Dr Yousef Al-Ahmad, membre d'Alkarama et très engagé sur la douloureuse question de la détention arbitraire en Arabie Saoudite a été arrêté à Damman le 8 juillet 2011 par des agents de la direction générale des renseignements. Il est depuis détenu arbitrairement.
Le Dr Yousef Abdullah AL-AHMAD (يوسف بن عبد الله بن أحمد الأحمد), âgé de 42 ans habite à Riyad. Il est professeur d’université et doyen à la faculté de droit et des sciences religieuses à l’Université Mohamed Ibn Saoud à Riyad. Personnalité connue et respectée dans les milieux académiques, il a publié une trentaine d’ouvrages. En tant que défenseur des droits de l’homme en Arabie Saoudite, il est également membre d'Alkarama.

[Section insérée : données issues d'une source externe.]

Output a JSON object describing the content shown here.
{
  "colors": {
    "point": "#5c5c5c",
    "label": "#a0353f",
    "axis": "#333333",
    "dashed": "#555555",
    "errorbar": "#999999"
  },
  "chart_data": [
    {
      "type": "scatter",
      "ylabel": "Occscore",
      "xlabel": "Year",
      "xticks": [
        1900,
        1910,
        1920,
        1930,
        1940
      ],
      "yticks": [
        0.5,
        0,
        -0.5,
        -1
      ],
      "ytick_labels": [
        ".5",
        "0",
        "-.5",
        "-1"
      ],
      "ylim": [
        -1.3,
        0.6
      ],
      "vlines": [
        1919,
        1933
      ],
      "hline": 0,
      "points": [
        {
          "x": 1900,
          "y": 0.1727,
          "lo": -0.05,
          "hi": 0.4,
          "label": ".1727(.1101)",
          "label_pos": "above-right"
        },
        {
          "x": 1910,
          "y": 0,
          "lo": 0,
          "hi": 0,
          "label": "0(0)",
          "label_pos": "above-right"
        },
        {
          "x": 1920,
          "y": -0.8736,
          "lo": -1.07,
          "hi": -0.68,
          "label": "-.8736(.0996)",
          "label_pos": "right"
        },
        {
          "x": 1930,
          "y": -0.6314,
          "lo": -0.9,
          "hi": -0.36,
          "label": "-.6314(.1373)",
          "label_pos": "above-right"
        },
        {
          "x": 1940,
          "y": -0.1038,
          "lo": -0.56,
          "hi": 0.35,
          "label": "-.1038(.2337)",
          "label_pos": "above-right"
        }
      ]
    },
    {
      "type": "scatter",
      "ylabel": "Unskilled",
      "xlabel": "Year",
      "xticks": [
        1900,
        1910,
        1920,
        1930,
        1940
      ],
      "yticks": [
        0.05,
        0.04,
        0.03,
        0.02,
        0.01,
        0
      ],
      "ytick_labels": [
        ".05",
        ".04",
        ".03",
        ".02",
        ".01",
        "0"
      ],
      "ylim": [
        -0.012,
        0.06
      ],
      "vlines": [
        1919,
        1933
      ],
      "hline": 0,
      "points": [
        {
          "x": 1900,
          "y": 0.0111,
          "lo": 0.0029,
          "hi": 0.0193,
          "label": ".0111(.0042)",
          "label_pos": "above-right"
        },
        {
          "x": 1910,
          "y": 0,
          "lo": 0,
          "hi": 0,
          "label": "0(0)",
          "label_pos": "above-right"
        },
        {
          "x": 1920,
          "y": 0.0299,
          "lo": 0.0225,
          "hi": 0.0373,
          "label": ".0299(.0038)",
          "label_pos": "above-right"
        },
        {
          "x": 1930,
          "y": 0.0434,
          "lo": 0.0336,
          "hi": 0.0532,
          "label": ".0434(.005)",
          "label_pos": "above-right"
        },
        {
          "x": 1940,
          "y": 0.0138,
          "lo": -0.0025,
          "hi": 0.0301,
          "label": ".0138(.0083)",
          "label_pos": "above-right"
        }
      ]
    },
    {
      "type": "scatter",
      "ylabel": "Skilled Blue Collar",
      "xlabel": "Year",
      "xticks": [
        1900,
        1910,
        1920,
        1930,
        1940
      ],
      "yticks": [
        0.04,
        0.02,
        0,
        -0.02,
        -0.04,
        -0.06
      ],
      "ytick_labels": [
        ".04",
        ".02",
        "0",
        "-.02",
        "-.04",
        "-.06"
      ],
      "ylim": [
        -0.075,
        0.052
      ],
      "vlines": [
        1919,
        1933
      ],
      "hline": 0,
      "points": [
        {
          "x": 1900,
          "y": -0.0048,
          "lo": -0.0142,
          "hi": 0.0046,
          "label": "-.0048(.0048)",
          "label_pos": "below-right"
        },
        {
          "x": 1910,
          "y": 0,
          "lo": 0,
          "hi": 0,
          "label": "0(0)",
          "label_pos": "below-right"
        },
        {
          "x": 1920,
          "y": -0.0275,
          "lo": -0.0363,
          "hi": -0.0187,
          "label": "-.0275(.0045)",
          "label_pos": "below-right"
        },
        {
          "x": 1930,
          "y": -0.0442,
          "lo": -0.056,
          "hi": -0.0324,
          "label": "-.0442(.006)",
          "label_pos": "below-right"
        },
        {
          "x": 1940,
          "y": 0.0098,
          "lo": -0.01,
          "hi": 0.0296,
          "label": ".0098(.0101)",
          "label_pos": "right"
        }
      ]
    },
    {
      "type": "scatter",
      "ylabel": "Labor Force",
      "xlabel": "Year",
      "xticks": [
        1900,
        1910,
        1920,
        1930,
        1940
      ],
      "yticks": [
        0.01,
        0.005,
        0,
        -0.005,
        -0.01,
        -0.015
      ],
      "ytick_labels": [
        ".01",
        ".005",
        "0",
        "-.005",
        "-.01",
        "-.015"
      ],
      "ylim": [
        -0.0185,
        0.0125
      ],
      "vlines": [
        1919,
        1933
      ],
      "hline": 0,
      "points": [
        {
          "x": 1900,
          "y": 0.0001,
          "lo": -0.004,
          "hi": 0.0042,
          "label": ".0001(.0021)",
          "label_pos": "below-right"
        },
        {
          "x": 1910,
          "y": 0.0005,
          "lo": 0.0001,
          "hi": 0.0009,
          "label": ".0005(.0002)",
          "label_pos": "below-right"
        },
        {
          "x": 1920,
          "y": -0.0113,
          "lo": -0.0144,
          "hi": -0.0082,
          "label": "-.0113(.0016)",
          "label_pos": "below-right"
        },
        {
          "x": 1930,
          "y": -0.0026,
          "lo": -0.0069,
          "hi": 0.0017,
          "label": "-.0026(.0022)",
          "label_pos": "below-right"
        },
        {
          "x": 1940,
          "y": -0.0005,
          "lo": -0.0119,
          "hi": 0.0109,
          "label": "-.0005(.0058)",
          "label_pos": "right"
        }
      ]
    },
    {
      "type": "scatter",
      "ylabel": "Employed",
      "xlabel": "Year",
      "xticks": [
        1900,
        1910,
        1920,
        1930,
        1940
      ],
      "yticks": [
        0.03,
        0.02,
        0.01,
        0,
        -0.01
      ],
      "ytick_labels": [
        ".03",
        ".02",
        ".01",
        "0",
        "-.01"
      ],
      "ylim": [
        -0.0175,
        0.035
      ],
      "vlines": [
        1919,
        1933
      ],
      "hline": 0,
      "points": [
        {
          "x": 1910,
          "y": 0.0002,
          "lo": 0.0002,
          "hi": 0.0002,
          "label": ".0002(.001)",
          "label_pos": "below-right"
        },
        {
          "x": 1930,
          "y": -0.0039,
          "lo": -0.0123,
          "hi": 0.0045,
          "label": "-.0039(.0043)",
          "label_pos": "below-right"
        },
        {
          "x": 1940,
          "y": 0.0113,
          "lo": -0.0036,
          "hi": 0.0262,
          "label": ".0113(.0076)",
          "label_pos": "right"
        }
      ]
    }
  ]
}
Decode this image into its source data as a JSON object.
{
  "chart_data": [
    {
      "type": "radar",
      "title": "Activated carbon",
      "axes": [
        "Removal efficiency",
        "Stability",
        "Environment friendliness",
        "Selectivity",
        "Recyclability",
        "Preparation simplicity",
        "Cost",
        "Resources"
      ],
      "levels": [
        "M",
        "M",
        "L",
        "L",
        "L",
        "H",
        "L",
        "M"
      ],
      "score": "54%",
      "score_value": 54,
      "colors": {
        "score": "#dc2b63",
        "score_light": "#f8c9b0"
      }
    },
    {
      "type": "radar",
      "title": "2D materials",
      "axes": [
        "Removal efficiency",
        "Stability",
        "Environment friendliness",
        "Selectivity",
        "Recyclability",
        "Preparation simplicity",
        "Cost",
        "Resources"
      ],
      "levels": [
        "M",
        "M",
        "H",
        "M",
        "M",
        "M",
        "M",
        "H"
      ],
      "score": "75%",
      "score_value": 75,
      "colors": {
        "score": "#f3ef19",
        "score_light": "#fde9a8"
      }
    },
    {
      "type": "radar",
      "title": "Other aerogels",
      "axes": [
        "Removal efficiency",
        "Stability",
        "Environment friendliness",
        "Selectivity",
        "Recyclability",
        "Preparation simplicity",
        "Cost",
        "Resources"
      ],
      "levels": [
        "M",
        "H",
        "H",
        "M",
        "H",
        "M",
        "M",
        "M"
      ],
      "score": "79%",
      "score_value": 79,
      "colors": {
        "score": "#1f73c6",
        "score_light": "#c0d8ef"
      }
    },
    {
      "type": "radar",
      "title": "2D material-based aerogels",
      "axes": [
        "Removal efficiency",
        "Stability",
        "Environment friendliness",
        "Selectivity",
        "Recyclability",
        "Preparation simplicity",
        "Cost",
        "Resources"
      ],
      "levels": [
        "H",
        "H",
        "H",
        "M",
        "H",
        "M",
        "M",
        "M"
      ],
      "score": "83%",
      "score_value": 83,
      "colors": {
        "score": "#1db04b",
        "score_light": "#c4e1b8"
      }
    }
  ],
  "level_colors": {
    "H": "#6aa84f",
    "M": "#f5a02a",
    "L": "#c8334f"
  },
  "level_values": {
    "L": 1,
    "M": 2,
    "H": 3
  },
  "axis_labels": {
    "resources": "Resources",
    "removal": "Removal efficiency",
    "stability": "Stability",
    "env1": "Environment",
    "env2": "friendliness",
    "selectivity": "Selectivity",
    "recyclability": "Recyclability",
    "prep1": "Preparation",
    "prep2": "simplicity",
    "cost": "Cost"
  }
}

Dr AL-AHMAD a été arrêté à Dammam le 08 juillet 2011 vers 17 heures au domicile de son père, auquel il rendait visite, par des agents de la direction générale des renseignements (Al Mudiriya al aama li al mabahit) qui n’étaient pas munis d’un mandat de justice et qui ne l’ont pas informé des motifs de son arrestation. Il s’est vu immédiatement confisquer son ordinateur portable, son téléphone ainsi que les clefs de son véhicule.
Quelques heures plus tard, dans la nuit et en dehors des heures légales de perquisition, son domicile à Riyad a été fouillé, toujours sans mandat de justice, par des agents des services de renseignements qui ont notamment emporté de nombreux documents personnels.
Le lendemain, samedi 09 juillet , M. Al-Ahmad a été transféré à bord d’un avion spécial des services de sécurité à Riyad où il a été emmené au siège de ces mêmes services. Plus tard dans la soirée, il a été autorisé à contacter très brièvement sa famille par téléphone pour les informer qu’il se trouvait à Riyad et qu’il faisait officiellement l’objet de l’accusation de « sortir de l’autorité du roi » (sédition) et de « désobéissance publique envers l’autorité ».
Selon ses proches ainsi que les militants des droits de l’homme dans le pays, il ne fait aucun doute que cette arrestation est motivée par le rôle particulièrement actif joué par le Dr Al-Ahmad sur la question des personnes détenues arbitrairement dans le pays.
Dr AL-AHMAD est en effet personnellement engagé sur cette douloureuse question et il est notamment en contact avec de très nombreuses familles de victimes qui le sollicitaient pour intercéder en leur faveur auprès des autorités royales.
Il a ainsi en date du 17 mai 2011, adressé un Memorandum au Roi au nom de 1225 familles de victimes, dans lequel il dresse le bilan extrêmement préoccupant de la situation des droits de l’homme dans le pays et le saisit de la dégradation de la situation de ces personnes détenues sans jugement depuis de nombreuses années. Ce Memorandum a été rendu public et a suscité l’ouverture d’un large débat dans la société civile saoudienne sur la question notamment de la nécessité du respect des dispositions légales internes.
Le Dr AL-AHMAD a également critiqué la répression d’une manifestation pacifique des familles des victimes devant le ministère de l’intérieur le 1er juillet 2011 et de l’arrestation des mères et épouses de prisonniers politiques.
Le 06 juillet suivant, dans un enregistrement vidéo posté sur le site YouTube (1), il a réitéré son appel au ministre de l’intérieur à respecter et à appliquer la loi pour résoudre la question des personnes détenues sans jugement et critiqué le rôle joué par les services de son ministère et les graves atteintes à la liberté et à la dignité de milliers de victimes. Dans cet appel, il invite ce dernier à visiter les prisons et centres de détention du pays pour mesurer l’ampleur du problème.
Dr AL-AHMAD a été arrêté à la suite de ces initiatives. Officiellement les autorités l'ont interpellé « dans le cadre de la lutte contre la cybercriminalité », dans le but de mettre un terme aux revendications des familles des victimes qu’il représentet et clore ainsi définitivement tout débat public sur cette question.
Il ne fait donc pas de doute que l’arrestation du Dr AL-AHMAD est motivée par son rôle de défenseur des droits de l’homme qui dénonce régulièrement et avec courage les abus et les violations des droits humains dans son pays ainsi que par l’exercice de son droit à exprimer librement et pacifiquement ses opinions politiques sur un problème de société.
Alkarama a adressé un appel urgent le 13 juillet 2011 à la Rapporteuse spéciale sur la situation des défenseurs des droits de l’homme, lui demandant d'intervenir auprès des autorités saoudiennes. L'appel a été transmis au même moment au Rapporteur spécial sur la liberté d’opinion et d’expression, au Rapporteur spécial sur la torture ainsi qu'au Groupe de travail sur la détention arbitraire.